The whole premise of Erasmus+ is that each member state of the EU is different, and that is precisely why it benefits students to spend time in another one. That’s what made the exchange such a formative experience for me. The Dutch students seemed more mature, more serious about their studies, with none of the anti-intellectualism that made being an earnest student in the UK embarrassing. They were sociable and liked a beer, but even when they got drunk, it was not the bar-room carnage of halls of residence back home. Most strikingly, their conception of philosophy, and how to conduct it, differed. I would not have read Foucault or Merleau-Ponty if I had stayed in Reading.
These may not seem to be radical revelations, but seeing that cultural differences are a collection of individually small things builds respect and understanding. Erasmus+ brings the continent together, but it also teaches us that unity is built on diversity; it is not the enemy of it. This idea is best captured not in European enlightenment thought but in the Confucian concept of harmony.
Harmony remains the pre-eminent political, social and moral value in China today, albeit one that is often misused by the Chinese Communist party. The core of the idea is that harmony needs difference; it must not seek to eradicate it. A piece of music needs many notes and instruments. A delicious soup needs a balance of ingredients, so as to not be overwhelmed by one.
Missing from the European project has been a clear sense that this is what a harmonious Europe needs, too. Member states retaining their identities is actually essential for the project to work. Sometimes the EU signals this well, such as when it recognises local foods and cultures. But, too often, the EU is perceived as the enemy of national identity.
Students today travel much more than my generation did. But spending months in one place is a much bigger eye-opener. Of course, by itself it won’t halt the nativist tide. Erasmus+ did not stop other European countries going down the nationalist route. But at least it is a step in the right direction, a sign that history does not progress linearly, but zigs and zags, sometimes stepping forwards, sometimes stepping back.
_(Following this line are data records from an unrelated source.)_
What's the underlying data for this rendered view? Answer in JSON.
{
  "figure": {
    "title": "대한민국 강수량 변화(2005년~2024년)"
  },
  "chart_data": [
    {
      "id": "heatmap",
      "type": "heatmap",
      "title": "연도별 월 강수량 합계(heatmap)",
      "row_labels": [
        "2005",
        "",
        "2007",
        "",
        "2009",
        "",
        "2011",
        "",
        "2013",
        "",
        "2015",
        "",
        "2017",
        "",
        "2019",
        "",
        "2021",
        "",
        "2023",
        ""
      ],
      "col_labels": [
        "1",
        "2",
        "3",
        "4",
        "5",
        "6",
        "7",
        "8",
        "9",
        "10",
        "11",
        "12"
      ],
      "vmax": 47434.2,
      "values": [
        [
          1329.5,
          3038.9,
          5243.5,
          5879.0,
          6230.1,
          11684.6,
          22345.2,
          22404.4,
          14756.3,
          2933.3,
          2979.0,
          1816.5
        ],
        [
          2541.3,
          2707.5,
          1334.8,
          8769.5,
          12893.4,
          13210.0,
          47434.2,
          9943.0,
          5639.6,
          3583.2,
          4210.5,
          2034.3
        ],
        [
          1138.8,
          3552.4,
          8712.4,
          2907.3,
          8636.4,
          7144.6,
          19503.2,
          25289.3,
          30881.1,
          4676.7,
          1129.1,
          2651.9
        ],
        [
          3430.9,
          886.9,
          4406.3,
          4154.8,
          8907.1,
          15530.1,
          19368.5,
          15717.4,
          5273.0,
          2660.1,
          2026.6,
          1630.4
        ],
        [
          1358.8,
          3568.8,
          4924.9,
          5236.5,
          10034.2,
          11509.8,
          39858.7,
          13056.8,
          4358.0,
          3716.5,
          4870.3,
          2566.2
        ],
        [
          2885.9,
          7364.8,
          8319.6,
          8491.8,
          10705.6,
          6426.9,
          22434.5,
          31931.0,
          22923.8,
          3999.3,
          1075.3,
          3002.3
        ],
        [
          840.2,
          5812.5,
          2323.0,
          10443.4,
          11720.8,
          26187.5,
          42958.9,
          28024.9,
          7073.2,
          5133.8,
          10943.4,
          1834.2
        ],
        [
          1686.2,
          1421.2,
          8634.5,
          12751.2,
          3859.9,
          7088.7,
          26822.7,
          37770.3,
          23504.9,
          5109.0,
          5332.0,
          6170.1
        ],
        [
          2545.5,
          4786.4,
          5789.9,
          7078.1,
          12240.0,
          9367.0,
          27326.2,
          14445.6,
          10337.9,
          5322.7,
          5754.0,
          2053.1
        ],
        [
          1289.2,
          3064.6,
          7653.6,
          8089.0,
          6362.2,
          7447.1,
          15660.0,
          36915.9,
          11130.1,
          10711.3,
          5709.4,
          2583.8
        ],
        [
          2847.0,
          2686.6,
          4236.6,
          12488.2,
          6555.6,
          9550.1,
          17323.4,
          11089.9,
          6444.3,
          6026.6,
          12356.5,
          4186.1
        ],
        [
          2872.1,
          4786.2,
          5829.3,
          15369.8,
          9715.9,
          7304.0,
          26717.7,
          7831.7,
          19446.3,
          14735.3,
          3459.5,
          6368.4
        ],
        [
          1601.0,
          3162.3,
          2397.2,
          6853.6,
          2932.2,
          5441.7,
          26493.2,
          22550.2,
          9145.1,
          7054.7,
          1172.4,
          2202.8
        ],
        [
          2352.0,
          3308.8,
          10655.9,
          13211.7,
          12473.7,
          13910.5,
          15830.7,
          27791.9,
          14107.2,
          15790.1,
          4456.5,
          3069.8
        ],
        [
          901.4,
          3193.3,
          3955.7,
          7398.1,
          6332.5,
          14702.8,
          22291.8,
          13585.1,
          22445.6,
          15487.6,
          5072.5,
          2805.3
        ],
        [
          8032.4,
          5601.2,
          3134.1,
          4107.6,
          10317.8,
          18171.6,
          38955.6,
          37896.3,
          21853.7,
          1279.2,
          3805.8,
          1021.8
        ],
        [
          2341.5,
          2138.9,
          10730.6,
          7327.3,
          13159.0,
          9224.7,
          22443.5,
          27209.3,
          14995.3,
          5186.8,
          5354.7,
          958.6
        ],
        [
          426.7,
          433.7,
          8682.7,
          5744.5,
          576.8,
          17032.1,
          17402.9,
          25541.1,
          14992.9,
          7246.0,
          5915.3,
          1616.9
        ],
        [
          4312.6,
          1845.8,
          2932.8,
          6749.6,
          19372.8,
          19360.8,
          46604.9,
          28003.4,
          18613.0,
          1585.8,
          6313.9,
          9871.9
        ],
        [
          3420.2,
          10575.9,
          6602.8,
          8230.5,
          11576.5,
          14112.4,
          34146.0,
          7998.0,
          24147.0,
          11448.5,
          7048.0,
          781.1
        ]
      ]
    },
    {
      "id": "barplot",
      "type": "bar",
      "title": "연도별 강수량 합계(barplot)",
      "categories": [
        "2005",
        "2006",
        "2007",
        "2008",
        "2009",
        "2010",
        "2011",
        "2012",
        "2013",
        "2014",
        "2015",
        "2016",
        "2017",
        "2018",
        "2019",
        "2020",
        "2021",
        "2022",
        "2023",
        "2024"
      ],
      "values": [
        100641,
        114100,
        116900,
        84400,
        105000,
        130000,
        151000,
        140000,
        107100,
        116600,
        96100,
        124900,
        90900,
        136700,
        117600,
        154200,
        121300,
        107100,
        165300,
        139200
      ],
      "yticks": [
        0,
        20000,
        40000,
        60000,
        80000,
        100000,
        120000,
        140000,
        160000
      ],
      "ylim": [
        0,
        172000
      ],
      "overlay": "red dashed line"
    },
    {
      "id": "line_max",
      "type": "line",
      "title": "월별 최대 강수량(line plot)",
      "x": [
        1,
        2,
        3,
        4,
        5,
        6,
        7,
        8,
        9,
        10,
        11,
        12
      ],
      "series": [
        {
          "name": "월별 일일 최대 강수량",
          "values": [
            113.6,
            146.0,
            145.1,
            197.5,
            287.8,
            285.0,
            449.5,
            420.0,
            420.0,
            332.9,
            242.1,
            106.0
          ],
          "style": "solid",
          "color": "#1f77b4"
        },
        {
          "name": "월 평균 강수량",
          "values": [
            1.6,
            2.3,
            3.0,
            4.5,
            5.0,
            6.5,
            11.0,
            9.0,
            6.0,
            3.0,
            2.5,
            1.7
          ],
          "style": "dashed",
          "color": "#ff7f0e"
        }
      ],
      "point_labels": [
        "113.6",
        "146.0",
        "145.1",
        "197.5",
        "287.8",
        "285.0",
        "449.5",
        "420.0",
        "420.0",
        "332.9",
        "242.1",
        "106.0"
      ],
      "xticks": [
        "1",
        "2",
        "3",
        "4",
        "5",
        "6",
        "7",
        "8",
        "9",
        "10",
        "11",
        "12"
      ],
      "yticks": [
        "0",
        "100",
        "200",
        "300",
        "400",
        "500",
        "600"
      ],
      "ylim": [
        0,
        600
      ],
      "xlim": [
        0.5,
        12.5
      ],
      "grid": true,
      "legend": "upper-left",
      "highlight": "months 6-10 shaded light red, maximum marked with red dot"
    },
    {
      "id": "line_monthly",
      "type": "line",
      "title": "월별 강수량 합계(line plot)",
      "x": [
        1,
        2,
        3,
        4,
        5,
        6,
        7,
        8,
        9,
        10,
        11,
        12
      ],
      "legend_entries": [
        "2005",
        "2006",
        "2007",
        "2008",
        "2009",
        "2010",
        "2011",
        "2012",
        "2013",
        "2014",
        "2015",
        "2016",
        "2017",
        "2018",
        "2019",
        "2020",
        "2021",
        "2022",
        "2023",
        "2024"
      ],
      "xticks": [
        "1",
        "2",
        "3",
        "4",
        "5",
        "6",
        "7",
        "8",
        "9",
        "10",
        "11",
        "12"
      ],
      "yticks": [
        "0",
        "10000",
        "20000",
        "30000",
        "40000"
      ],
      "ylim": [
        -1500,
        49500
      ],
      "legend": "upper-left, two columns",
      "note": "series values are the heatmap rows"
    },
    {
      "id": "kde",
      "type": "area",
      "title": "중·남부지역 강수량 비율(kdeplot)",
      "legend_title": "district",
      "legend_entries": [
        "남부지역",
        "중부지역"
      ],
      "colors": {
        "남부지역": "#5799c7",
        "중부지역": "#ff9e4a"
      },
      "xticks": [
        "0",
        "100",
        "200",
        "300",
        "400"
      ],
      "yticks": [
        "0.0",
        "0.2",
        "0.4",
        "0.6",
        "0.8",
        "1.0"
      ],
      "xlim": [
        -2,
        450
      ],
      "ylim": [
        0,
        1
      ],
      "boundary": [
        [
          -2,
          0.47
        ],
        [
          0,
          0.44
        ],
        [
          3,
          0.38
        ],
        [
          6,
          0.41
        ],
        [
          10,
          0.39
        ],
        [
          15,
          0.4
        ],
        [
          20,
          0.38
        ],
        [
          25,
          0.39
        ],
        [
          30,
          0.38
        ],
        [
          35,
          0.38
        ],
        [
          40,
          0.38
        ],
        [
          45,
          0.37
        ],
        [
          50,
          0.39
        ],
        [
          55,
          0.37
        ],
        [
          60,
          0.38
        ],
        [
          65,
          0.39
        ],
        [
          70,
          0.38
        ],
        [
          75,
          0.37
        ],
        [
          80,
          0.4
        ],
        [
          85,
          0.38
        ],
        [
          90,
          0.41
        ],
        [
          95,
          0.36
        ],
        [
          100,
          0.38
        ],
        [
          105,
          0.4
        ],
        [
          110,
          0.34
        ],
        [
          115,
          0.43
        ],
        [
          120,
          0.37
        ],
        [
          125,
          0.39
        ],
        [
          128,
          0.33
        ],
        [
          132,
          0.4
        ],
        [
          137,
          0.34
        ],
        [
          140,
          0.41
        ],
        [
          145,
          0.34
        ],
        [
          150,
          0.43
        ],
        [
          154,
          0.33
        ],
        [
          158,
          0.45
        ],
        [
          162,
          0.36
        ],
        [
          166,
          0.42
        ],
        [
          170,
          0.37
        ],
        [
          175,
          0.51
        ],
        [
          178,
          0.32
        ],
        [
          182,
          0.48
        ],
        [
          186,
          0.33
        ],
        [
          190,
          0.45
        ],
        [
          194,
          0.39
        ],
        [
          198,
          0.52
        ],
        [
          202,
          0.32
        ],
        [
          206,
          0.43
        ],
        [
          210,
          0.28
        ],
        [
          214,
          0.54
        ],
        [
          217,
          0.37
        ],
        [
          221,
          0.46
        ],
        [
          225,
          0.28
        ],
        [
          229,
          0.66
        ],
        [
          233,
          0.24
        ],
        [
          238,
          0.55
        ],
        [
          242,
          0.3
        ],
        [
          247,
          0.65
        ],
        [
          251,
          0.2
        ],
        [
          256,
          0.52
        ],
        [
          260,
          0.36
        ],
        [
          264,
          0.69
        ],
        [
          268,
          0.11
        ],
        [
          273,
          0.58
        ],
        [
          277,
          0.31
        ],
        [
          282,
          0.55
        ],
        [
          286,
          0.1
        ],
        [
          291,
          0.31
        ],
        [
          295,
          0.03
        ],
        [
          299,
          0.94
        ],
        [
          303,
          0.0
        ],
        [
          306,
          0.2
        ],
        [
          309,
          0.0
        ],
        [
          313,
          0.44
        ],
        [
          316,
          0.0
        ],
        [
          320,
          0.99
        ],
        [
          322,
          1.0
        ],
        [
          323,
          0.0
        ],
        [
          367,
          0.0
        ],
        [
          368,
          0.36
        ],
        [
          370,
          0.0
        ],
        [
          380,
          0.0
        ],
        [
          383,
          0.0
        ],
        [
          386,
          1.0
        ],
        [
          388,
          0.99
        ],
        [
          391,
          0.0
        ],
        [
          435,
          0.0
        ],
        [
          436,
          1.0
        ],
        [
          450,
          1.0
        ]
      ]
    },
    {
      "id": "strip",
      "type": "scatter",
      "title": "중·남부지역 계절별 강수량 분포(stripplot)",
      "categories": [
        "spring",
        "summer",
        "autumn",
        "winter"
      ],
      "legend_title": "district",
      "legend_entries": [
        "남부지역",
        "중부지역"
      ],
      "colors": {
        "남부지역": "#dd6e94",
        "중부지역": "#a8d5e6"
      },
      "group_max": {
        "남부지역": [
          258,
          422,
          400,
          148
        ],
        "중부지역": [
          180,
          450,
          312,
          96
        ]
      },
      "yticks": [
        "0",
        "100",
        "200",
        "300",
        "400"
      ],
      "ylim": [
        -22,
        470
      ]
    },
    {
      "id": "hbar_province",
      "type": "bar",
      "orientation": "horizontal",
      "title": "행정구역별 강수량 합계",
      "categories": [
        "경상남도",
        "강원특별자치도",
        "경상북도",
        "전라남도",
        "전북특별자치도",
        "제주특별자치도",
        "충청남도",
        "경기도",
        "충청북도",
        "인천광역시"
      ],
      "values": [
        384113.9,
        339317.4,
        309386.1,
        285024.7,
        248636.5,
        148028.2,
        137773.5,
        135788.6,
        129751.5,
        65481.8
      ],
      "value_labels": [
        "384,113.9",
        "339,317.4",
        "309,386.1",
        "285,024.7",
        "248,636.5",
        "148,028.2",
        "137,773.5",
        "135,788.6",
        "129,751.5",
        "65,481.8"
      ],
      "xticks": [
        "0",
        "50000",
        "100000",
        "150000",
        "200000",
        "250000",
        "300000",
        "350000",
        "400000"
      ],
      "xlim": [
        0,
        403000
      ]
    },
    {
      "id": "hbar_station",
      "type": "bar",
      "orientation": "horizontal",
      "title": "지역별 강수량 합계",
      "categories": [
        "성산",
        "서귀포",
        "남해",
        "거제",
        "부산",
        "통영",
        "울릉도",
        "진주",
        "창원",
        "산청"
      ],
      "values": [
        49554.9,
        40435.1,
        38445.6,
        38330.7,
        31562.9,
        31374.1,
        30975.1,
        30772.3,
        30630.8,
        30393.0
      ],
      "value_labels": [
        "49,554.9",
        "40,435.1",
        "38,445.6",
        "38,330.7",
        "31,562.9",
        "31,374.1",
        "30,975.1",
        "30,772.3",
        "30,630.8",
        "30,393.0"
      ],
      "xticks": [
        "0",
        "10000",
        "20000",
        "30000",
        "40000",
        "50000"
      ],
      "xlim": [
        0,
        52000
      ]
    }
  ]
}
It provides a model for a revived Europeanism, in which we embrace our continental identities without losing our national and regional ones.
And if that all sounds too high-minded, at the very least Erasmus+ students should also live out another quote from the eponymous philosopher: “A constant element of enjoyment must be mingled with our studies, so that we think of learning as a game rather than a form of drudgery, for no activity can be continued for long if it does not to some extent afford pleasure to the participant.”